Role of litigation at issue before NEPA task force

Nov. 28, 2005
Broader, earlier public involvement could be a realistic alternative to litigation under the National Environmental Policy Act, witnesses told a US House Resources Committee panel Nov.

Broader, earlier public involvement could be a realistic alternative to litigation under the National Environmental Policy Act, witnesses told a US House Resources Committee panel Nov. 17.

But others testifying before the committee’s NEPA task force said the public’s right to sue needs to be preserved to keep government bureaucrats from forcing massive projects into communities that don’t want them.

“If you take NEPA as it was enacted, its general guidance has stood the test of time. What’s been challenged is implementation, which often has been missing the point,” said James L. Connaughton, chairman of the White House Council on Environmental Quality (CEQ).

Connaughton called efforts to reform the 1970 law “not death by a thousand cuts, but improvement by many measures.” He continued, “We have 35 years of experience, and we’re supposed to learn from it. When we do, it should help us do our jobs better.”

Rep. Cathy McMorris (R-Wash.), who chairs the task force, said that as it held hearings across the country, “we have heard countless times, countless ways that NEPA is a good law, born of good intentions.”

She added, “I completely agree. We also have heard that it needs to be reformed but not gutted.”

Rep. Tom Udall (D-NM), the task force’s ranking minority member, said, “It has become apparent that the lessons we take away from this process will be different.”
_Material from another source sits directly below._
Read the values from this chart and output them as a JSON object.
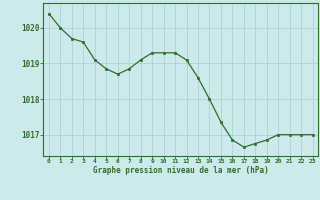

Acknowledging that some witnesses have complained about their experiences under the law, Udall added, “Where they see delay, I see deliberation.”

CEQ’s NEPA efforts

Connaughton said that when he came to CEQ, he inherited “a couple of decades” of complaints about NEPA. On the advice of the council’s senior staff, he drew senior officials from federal agencies involved in NEPA implementation to address problems.

The officials became a task force within CEQ, which tried to develop recommendations that were presented at six public hearings before a report was issued.
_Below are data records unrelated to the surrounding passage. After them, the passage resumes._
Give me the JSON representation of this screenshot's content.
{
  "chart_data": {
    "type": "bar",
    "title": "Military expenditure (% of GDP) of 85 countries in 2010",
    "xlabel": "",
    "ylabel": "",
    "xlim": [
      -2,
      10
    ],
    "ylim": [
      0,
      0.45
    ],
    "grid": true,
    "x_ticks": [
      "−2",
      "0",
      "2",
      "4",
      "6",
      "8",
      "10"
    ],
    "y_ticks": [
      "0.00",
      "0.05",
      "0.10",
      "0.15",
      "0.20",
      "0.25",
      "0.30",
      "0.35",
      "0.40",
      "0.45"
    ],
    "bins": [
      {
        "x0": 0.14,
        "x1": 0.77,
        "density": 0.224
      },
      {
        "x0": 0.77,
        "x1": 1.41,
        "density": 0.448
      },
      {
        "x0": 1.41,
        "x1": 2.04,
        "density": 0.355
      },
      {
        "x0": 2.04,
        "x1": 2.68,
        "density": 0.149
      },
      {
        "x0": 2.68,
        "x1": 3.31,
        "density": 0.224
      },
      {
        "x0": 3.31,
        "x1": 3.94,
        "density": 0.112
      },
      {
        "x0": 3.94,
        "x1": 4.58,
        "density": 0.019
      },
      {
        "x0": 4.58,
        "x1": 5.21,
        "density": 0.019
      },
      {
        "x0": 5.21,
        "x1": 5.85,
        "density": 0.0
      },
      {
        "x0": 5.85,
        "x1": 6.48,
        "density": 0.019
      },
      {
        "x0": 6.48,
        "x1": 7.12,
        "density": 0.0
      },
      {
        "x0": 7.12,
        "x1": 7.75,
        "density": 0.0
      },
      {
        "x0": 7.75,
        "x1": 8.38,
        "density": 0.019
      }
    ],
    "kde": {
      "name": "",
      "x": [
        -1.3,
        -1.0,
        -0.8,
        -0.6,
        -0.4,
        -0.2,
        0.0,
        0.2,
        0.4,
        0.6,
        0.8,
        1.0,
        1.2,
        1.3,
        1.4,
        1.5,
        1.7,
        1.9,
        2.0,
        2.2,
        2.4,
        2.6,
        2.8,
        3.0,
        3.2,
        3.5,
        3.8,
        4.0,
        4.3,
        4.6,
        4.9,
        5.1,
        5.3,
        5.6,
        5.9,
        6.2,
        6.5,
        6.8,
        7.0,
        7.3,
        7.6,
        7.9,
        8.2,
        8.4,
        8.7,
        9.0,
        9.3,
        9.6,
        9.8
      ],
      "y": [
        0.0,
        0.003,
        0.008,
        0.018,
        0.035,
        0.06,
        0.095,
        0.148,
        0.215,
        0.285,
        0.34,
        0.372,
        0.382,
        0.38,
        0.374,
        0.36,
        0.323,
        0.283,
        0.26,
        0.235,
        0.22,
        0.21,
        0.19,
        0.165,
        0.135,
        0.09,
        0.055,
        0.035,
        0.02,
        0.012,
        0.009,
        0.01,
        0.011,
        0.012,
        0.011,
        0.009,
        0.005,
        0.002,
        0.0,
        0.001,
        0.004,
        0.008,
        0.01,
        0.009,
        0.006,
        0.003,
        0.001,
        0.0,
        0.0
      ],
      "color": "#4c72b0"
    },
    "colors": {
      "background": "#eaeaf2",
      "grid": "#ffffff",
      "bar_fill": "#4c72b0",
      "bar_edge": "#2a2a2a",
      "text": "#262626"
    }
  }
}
The result, said Connaughton, was “a blueprint for action.” He said, “What’s great is that these officials are back at their agencies now, putting their recommendations to work.”

The group’s main recommendation is broader use of environmental management systems to get the public involved in NEPA deliberations earlier in the process, he indicated.
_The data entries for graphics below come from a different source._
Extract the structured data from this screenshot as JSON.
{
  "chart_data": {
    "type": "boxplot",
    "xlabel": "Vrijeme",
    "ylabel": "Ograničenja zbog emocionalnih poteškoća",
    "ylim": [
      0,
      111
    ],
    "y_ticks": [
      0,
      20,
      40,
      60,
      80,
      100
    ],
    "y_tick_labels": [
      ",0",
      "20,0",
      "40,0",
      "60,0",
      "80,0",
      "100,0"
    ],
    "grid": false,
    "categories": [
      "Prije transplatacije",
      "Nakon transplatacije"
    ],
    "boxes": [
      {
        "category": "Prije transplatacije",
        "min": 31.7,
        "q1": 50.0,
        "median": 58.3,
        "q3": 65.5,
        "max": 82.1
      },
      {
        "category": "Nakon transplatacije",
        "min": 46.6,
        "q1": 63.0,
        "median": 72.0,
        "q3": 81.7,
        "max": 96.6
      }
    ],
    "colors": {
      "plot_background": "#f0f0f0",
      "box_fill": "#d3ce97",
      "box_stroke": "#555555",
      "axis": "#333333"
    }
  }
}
“We have a rich experience of highly successful NEPA implementation that doesn’t produce litigation and satisfies community concerns,” Connaughton said. “If you take that experience and see why it worked, we can determine how it did and try to apply this to where NEPA didn’t.”

Other witnesses disagreed over whether limits need to be placed on lawsuits filed under the law. “NEPA is enforced through citizen litigation,” said Robert G. Dreher, deputy director of the Environmental Law and Policy Institute at George Washington University’s law school in Washington, DC. “Going to an independent judge gives citizens power against federal agencies,” Dreher added.

“It’s not that there are no standards,” he said, adding, “There are sets of environmental principles that you apply, but they vary from situation to situation. Citizens inevitably will disagree over whether actions that have been taken are adequate, and they need the right to be heard.”

Nicholas C. Yost, a partner specializing in environmental and energy cases in the San Francisco office of Sonnenschein, Nath & Rosenthal LLP, said, “Were it not for litigation, no one would pay any attention to NEPA and environmental considerations.”

No plaintiffs sanctioned

Mediation or dispute resolution could become an alternative, he suggested. “It is unethical for a lawyer to bring a suit without having a basis. However, no NEPA plaintiff has ever been sanctioned by a court on this basis.”

But Nick Goldstein, managing director of the transportation officials division at the American Road and Transportation Builders Association, said that in its current state, “NEPA generates far more documents than decisions” because its provisions allow lawsuits to be filed easily.

He recommended extending a 180-day time limit for challenging transportation projects to other areas and urged development of a dispute resolution process that would make litigation “a last resort instead of a first step.”

John C. Martin, a partner specializing in energy, environmental, and other cases in Patton Boggs LLP’s Washington, DC, office, agreed that a time limit for legal challenges under NEPA is needed.

“Our clients invest hundreds of millions of dollars in projects. Sometimes, they have to confront legal challenges years after they file their initial applications,” he said.

Martin also said project opponents should be ready to become involved earlier in the NEPA process. “If someone objects to what the agency is doing, properly that person should invest himself in the process at a time when the agency can respond and include deliberations in the final EIS,” he said.